Saturday, October 8, 2011

Religion: Holy Now


Peter Mayer: Holy Now

[purchase]

Sundown this evening marked the end of Yom Kippur, the Jewish Day of Atonement; twenty years ago, or even five, the day would have had me in temple, naming my sins alongside the community in a language I can speak but cannot understand, hoping that G-d would find my repentance sincere enough to inscribe me in the book of life for yet another year.

But the older I get, the more my belief system drifts away from the conservative Judaism of my birth, and towards that of the Unitarian Universalists - a humanistic practice with no common creed among its followers save that of the ongoing search, the sacredness of community itself, and the urgency of social justice. And where most religions tell us where and how to pray, the UU sense of ritual is fluid enough to allow us to celebrate in whatever way best befits our mood, our needs, and our sense of the universe and our place in it.

And so, today, I found myself home, preparing a feature for Cover Lay Down about the ways in which I have come to use blogging itself as a mechanism for writing myself into the world, by year and by day.

And so, perhaps, it is fitting to find myself finishing up here, posting the song which most clearly speaks to that growing sense of the sublime in the mundane.

Because Minnesota singer-songwriter Peter Mayer's Holy Now serves as a sort of personalized UU hymn, one which reflects my own drift from Judaism even as it describes the move many lapsed Catholics have made from their own churches to the shared table where we worship through song and story each Sunday.
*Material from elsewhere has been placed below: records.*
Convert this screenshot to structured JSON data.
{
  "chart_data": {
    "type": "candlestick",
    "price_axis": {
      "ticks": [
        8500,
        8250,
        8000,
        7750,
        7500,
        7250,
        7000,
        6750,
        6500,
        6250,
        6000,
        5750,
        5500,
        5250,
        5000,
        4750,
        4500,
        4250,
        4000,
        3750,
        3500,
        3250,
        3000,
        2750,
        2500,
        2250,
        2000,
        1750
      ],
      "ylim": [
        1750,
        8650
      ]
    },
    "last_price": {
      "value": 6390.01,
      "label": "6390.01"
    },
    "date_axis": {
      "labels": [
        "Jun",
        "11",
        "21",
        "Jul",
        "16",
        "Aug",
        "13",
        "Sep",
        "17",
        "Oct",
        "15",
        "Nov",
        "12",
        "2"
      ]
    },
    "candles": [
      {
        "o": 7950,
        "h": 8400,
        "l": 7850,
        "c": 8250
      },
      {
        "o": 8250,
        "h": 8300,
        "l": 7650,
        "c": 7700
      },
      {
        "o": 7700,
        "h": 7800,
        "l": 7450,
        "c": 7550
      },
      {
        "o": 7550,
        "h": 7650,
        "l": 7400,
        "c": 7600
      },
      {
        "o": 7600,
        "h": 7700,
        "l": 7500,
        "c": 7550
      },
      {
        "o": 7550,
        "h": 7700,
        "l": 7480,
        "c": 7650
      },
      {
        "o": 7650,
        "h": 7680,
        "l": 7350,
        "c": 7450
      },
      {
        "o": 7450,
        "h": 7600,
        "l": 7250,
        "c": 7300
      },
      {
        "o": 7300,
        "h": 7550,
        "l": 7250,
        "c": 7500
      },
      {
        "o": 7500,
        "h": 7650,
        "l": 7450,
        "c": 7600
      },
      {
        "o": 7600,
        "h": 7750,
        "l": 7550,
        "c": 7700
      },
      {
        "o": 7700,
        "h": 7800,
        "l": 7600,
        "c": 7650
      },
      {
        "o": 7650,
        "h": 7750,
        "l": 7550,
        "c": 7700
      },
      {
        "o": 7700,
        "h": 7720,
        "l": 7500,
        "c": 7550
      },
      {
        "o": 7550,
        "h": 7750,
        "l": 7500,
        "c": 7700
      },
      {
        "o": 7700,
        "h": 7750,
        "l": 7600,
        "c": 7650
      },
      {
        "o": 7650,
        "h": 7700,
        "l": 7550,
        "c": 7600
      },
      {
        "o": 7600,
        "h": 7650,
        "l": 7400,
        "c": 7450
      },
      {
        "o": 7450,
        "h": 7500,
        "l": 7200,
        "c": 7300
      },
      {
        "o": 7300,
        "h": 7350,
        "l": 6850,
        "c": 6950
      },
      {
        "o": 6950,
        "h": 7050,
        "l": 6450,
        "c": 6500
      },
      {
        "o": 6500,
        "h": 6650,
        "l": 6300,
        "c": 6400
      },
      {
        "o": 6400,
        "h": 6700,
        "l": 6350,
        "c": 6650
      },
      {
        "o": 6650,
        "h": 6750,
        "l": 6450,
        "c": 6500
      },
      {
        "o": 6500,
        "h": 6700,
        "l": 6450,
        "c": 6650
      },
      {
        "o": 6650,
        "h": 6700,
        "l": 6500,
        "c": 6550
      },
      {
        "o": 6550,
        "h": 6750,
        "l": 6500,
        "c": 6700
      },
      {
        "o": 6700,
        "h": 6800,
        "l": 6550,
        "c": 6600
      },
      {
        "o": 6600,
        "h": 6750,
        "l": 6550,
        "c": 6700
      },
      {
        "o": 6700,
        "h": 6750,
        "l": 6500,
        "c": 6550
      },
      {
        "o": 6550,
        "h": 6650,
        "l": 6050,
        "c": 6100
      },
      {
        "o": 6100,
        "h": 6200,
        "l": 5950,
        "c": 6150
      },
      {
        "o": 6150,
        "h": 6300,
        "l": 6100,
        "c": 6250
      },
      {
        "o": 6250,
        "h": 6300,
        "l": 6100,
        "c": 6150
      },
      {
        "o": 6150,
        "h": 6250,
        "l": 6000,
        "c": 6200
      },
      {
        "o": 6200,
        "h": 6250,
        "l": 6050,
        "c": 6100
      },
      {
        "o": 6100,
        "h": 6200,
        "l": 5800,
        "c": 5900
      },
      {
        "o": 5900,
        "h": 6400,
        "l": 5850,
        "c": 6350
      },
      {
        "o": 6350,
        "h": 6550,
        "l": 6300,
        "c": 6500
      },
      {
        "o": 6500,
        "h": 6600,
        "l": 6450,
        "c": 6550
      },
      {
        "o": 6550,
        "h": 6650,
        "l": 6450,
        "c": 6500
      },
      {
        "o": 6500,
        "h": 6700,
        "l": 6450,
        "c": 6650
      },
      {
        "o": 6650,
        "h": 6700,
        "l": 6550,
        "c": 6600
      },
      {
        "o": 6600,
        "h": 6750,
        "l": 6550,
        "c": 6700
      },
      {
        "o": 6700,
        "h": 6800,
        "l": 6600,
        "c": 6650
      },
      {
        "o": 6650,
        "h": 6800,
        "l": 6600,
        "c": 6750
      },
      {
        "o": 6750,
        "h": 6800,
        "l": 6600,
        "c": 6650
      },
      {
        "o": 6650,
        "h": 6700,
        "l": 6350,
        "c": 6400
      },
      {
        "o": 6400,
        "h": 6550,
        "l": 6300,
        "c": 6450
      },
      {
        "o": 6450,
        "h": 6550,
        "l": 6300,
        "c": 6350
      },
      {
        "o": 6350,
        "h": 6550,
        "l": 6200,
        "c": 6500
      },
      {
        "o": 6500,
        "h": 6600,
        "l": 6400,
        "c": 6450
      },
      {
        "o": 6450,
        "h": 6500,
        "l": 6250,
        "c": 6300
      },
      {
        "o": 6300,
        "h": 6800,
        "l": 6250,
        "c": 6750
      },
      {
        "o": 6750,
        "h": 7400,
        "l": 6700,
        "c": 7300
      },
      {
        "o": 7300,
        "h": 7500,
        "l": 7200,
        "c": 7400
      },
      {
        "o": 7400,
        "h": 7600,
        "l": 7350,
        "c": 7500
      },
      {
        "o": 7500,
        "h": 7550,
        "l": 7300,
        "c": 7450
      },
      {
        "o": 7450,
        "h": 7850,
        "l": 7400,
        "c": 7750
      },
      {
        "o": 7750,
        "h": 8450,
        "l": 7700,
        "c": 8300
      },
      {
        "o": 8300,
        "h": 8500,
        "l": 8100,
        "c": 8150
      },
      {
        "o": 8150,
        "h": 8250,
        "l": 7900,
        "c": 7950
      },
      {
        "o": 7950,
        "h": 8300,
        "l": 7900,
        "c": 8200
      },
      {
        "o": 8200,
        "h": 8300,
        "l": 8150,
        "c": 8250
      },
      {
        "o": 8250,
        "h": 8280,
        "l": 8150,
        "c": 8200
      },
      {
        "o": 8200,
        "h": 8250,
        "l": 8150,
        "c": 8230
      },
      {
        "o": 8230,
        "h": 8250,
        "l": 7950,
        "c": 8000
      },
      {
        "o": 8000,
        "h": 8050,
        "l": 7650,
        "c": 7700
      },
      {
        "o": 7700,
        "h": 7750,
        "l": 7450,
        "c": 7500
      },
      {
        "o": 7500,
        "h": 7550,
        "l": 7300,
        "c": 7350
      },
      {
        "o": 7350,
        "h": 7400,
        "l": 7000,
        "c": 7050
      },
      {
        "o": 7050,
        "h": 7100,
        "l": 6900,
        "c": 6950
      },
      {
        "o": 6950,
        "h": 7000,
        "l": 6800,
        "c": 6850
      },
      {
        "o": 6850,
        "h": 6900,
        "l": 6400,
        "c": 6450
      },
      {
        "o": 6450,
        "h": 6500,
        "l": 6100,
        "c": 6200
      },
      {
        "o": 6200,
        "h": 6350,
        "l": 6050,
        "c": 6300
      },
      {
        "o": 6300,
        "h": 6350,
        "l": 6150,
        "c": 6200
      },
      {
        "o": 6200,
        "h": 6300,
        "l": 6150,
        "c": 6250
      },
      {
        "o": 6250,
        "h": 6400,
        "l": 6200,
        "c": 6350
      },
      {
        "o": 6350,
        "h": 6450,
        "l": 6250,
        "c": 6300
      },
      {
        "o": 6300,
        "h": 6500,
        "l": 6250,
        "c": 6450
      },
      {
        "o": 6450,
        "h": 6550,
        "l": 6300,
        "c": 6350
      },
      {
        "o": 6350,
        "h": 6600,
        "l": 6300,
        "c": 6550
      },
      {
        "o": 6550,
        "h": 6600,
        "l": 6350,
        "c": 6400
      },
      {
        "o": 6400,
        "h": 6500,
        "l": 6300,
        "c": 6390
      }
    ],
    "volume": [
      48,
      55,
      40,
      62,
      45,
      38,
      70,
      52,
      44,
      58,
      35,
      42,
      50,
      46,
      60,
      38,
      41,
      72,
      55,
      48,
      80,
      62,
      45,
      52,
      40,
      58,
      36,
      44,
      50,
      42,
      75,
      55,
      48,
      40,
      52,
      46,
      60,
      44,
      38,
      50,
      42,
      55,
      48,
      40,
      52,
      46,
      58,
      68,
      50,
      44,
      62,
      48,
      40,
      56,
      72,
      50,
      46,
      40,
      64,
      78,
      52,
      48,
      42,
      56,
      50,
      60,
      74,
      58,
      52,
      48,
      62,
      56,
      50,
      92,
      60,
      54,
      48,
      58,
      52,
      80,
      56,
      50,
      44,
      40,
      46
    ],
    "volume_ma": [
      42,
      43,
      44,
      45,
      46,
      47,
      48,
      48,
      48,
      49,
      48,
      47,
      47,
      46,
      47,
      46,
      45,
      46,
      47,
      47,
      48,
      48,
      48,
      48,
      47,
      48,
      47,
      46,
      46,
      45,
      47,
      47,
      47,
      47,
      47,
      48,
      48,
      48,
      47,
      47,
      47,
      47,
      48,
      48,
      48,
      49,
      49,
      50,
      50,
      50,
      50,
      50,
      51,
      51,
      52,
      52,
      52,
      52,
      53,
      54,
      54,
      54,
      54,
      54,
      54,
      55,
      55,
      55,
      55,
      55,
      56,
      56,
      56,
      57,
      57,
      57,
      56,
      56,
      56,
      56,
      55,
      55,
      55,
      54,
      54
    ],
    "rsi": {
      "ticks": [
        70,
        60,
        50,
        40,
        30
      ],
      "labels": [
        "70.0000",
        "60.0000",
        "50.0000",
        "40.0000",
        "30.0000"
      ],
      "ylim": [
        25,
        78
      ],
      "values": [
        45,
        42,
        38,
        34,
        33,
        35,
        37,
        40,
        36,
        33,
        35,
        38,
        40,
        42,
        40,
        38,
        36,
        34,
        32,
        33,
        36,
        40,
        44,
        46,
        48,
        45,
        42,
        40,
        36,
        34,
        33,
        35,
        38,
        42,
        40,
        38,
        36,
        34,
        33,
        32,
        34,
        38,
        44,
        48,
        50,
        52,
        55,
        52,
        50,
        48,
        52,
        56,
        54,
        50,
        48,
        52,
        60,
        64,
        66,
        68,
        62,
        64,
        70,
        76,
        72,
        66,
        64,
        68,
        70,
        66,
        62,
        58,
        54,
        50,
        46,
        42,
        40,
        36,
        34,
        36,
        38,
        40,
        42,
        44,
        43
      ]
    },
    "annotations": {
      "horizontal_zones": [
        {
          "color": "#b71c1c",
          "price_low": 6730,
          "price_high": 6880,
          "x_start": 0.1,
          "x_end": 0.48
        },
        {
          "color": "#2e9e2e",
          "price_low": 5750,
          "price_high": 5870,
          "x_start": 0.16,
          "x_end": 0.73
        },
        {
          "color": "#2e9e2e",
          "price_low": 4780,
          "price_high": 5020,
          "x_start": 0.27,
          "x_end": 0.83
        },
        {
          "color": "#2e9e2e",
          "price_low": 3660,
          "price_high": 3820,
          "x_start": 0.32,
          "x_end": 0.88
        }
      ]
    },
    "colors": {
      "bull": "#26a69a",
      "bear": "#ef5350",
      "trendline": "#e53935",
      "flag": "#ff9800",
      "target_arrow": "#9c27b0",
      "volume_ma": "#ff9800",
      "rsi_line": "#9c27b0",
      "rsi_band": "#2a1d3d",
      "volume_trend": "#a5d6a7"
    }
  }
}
In lyric and tone, it reminds us that returning reverence to the totality of creation need not imply a creator, but it sure does demand mindfulness in everything.

On my best days, I aspire to his vision.

May every day of your life bring atonement and prayer, joy and solace, no matter what you believe. For there is none of us so lost that we cannot find ourself again. Happy Yom Kippur, everyone.